Furthermore, Radikolo stressed that the shifting system drastically increased the workload for teachers especially in secondary schools. He says teachers in these schools experience very high loads to an extent that some of them end up teaching up to sixty four periods per week, adding that this has not only fatigued teachers, but has also negatively affected their performance and the quality of teaching.

In what the Union sees as failure to uphold and honour collective agreements by government, owing to the shift system introduced at primary schools, government is still in some instances refusing to honour an agreement with the Unions to hire more teachers to take up the extra classes.

“BOSETU notes with disgruntlement the use of pre-school teachers to teach in the mainstream schools with due regard for their specific areas of training and their job descriptions. This in our view is a variation of the terms of employment of the said teachers,” says Radikolo.

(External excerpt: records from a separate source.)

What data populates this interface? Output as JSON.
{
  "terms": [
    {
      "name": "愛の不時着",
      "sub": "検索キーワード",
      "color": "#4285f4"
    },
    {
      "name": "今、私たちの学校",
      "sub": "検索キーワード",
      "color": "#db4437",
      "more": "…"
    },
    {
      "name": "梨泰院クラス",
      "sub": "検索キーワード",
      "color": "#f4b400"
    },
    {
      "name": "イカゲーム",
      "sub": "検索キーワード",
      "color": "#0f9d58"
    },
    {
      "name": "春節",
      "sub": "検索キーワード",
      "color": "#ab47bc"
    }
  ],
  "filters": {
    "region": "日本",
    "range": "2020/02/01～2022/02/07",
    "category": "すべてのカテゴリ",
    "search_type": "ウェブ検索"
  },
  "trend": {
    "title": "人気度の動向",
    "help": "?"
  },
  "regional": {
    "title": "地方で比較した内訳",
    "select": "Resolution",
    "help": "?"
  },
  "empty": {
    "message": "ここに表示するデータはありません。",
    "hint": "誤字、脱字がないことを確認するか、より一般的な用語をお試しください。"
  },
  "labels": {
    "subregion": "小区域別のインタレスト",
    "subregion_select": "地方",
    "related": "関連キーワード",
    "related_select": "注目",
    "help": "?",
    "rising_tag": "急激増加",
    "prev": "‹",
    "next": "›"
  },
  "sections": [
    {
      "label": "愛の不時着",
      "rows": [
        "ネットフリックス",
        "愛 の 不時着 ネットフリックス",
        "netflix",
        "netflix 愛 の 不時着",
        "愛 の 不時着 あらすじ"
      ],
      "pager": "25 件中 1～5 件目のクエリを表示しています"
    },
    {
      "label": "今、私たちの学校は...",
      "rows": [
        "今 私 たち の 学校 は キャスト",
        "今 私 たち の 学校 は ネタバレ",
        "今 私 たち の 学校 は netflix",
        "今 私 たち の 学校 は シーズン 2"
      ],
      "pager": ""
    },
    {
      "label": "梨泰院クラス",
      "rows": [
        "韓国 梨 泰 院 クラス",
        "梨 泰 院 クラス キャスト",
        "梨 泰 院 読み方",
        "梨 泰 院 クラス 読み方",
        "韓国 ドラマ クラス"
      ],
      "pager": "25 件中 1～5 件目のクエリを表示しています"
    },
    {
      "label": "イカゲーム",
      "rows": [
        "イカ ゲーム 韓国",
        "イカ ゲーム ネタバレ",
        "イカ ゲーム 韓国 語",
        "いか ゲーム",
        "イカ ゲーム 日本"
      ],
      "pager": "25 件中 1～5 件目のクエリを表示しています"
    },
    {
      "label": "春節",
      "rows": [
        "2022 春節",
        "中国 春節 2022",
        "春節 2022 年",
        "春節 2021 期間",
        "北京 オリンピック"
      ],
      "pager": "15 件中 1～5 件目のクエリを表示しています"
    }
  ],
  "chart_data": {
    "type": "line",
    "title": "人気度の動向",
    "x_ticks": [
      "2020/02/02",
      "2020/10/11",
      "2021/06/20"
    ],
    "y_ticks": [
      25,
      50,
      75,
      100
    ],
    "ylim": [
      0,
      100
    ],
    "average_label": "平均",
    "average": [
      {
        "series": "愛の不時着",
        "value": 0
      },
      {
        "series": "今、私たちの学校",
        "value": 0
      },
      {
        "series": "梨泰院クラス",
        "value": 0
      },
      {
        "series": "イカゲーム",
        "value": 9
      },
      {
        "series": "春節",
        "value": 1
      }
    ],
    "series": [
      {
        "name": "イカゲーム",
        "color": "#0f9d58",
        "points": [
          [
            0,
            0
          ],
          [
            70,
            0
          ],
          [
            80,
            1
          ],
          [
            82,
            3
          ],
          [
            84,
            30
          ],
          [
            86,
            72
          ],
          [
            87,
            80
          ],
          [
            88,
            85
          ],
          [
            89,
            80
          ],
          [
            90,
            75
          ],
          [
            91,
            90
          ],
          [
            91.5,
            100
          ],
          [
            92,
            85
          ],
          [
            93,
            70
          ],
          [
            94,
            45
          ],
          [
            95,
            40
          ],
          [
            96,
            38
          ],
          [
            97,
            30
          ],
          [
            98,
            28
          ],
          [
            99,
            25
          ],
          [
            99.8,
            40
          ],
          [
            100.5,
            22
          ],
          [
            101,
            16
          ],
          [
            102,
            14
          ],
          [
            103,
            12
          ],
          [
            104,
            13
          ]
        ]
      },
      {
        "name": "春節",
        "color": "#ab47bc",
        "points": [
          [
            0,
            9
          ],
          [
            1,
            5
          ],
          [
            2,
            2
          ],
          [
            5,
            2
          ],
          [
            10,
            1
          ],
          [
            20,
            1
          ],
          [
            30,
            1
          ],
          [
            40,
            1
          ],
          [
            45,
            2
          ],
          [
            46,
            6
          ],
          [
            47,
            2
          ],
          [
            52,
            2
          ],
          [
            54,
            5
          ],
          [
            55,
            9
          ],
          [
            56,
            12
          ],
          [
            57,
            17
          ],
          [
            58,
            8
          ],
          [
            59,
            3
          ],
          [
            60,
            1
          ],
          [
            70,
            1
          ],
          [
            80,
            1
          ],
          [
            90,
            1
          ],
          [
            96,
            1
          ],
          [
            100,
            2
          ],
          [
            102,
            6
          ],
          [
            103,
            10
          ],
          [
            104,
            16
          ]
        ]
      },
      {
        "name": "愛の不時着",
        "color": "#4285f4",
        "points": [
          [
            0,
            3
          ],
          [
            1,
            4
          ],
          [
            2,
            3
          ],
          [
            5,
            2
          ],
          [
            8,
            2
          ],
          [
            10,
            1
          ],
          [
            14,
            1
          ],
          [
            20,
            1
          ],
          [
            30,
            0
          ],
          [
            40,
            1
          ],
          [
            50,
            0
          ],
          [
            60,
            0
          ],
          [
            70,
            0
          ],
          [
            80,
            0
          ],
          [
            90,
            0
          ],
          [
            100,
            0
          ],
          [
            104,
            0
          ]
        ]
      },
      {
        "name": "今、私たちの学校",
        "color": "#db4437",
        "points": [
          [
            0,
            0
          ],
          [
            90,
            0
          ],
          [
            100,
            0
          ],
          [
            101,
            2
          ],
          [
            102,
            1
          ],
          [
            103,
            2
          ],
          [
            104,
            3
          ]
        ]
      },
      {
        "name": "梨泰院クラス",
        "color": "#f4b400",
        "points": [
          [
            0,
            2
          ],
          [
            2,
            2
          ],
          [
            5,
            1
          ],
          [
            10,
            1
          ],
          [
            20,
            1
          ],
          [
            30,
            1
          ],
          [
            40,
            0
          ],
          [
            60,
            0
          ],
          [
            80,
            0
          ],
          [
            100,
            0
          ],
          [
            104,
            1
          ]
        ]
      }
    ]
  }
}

The Union has called on government to forthwith remedy this situation and hire more teachers to alleviate this otherwise unhealthy situation. BOSETU also expressed concerns of some school administrators who continuously run institutions with iron fists and in a totalitarian way.

“We have a few such hot spot schools which the Union has brought to attention the Ministry officials such as Maoka JSS, Artesia JSS, and Dukwi JSS. We are worried that the Ministry becomes sluggish in taking action against such errant school administration. In instances where action is taken, such school administrators are transferred and rotated around schools.”